The audience of their ministry is different. Clergywomen, particularly of Christendom, assume leadership roles within their congregations, and their main audience is made up of members of the flock. For women ministers of Jehovah’s Witnesses, the main audience of their preaching is outside the congregation, namely the public, whom they meet in their house-to-house ministry and elsewhere.
Another way in which women ministers of Jehovah’s Witnesses differ from those in other religions is their activity in the congregation. Female clerics of Christendom and other churches preside over and instruct members of their congregation in the dogma of their religion. Women ministers of Jehovah’s Witnesses, however, do not teach in the congregation when baptized men are present. Only men who are appointed as teachers do so.—1 Timothy 3:2; James 3:1.

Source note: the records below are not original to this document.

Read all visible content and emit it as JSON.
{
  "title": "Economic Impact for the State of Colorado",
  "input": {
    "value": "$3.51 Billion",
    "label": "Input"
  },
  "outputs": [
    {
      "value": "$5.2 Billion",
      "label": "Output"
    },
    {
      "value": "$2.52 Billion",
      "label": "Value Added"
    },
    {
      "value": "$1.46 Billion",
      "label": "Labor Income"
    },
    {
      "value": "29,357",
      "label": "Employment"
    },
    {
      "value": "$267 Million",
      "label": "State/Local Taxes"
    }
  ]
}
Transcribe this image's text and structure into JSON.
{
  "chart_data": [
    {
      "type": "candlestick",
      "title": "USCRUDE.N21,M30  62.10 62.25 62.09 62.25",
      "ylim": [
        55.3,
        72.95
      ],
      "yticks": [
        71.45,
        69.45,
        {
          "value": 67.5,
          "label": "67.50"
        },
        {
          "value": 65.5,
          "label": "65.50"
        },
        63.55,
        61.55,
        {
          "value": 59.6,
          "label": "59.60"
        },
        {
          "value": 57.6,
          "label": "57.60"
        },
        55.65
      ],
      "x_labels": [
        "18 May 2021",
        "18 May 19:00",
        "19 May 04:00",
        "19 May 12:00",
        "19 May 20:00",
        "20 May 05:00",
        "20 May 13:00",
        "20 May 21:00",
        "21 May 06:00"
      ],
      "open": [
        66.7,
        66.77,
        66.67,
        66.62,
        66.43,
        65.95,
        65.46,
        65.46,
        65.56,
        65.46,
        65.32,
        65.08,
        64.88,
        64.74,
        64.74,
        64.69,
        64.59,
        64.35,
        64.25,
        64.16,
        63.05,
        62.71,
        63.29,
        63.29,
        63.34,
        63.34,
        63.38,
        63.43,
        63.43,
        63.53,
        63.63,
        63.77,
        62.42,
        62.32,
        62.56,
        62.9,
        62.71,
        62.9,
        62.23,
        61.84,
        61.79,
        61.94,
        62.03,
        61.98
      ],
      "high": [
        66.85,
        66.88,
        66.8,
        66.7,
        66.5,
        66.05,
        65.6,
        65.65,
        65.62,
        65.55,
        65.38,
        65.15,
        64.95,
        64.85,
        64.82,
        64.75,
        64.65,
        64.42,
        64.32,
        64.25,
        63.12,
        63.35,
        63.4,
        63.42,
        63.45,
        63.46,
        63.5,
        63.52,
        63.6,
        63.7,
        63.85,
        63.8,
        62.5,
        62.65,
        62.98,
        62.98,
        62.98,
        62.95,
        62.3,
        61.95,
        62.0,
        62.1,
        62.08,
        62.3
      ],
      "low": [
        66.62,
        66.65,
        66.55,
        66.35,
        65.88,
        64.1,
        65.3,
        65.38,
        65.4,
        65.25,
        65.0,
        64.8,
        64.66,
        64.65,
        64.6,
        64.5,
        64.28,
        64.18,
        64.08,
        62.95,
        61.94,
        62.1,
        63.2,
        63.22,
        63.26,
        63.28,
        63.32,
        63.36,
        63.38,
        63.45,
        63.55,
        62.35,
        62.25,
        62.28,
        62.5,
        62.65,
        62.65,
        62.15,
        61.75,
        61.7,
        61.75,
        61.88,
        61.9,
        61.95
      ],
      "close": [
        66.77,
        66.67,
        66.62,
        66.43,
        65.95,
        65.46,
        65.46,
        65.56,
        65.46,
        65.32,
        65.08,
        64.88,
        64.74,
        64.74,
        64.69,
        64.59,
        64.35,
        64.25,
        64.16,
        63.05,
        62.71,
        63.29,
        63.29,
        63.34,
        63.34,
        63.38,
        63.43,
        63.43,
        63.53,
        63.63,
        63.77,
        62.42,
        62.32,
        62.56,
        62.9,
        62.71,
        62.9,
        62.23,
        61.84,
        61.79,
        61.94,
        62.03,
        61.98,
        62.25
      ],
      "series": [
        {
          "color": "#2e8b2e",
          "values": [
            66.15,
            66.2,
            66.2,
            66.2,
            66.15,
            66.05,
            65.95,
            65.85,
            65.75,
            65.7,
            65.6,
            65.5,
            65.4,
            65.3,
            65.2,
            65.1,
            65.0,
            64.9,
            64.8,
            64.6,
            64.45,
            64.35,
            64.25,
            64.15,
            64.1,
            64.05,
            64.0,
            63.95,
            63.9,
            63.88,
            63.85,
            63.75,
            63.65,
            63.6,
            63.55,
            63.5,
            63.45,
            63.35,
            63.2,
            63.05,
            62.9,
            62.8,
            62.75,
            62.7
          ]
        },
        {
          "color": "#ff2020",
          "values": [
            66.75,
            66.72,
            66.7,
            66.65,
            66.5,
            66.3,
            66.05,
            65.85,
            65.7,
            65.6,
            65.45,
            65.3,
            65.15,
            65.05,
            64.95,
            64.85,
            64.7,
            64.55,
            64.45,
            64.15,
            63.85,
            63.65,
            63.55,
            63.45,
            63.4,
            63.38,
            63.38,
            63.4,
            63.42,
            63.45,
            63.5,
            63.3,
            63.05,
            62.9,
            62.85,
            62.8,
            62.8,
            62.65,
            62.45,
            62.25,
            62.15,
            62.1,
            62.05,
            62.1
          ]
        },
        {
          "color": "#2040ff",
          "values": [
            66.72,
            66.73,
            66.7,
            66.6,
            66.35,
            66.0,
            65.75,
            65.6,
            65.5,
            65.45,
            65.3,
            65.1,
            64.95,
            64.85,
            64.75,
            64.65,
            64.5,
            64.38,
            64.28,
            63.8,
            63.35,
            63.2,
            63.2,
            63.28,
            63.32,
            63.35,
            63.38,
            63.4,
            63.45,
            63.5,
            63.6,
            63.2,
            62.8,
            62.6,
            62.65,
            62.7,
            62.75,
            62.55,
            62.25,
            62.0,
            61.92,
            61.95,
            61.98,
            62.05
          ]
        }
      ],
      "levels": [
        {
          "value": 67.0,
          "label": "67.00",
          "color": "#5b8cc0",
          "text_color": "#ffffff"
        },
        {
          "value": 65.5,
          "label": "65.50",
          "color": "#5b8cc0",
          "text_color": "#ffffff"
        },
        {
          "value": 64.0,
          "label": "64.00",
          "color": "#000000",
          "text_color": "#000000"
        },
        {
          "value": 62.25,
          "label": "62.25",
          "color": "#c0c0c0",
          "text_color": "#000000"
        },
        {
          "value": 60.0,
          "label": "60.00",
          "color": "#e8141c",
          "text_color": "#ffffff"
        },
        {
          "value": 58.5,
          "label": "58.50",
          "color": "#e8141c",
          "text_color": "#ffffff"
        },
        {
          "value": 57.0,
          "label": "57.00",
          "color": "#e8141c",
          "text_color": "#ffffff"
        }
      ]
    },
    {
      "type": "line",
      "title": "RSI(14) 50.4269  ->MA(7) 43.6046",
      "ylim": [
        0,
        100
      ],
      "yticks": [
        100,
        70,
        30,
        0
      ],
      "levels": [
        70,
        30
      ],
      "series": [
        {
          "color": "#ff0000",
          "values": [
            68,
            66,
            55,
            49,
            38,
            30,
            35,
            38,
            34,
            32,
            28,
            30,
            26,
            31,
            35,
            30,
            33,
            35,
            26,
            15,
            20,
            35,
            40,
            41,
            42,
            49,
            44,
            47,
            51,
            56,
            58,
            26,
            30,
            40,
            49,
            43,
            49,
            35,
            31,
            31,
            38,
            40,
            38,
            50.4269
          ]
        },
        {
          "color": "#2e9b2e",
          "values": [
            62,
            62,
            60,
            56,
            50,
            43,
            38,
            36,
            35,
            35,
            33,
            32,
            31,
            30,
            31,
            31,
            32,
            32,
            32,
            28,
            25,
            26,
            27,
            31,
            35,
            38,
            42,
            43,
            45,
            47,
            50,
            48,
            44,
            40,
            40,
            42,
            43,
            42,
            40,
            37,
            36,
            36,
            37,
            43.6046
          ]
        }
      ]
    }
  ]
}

The Bible describes only men as being charged with oversight of a congregation. Notice the pattern set by the apostle Paul when he wrote to a fellow overseer, Titus: “For this reason I left you in Crete, that you might . . . make appointments of older men in city after city.” Paul added that each man so appointed had to be “free from accusation, a husband of one wife.” (Titus 1:5, 6) Paul gave similar instructions to Timothy in his pastoral letter: “If any man is reaching out for an office of overseer, he is desirous of a fine work. The overseer should therefore be irreprehensible, a husband of one wife, . . . qualified to teach.”—1 Timothy 3:1, 2.
Why are oversight functions in the congregation limited to men? Paul says: “I do not permit a woman to teach, or to exercise authority over a man, but to be in silence. For Adam was formed first, then Eve.” (1 Timothy 2:12, 13) Thus, the order of creation indicates God’s purpose in the delegation of teaching and oversight.
Ministers of Jehovah follow the example of their Leader, Jesus Christ. The disciple Luke wrote about Jesus’ ministry: “He went journeying from city to city and from village to village, preaching and declaring the good news of the kingdom of God.” Later, Jesus sent out his followers to do the same work: “They went through the territory from village to village, declaring the good news.”—Luke 8:1; 9:2-6.
Today, ministers of Jehovah—male and female—have an active share in carrying out what Jesus foretold: “This good news of the kingdom will be preached in all the inhabited earth for a witness to all the nations; and then the end will come.”—Matthew 24:14.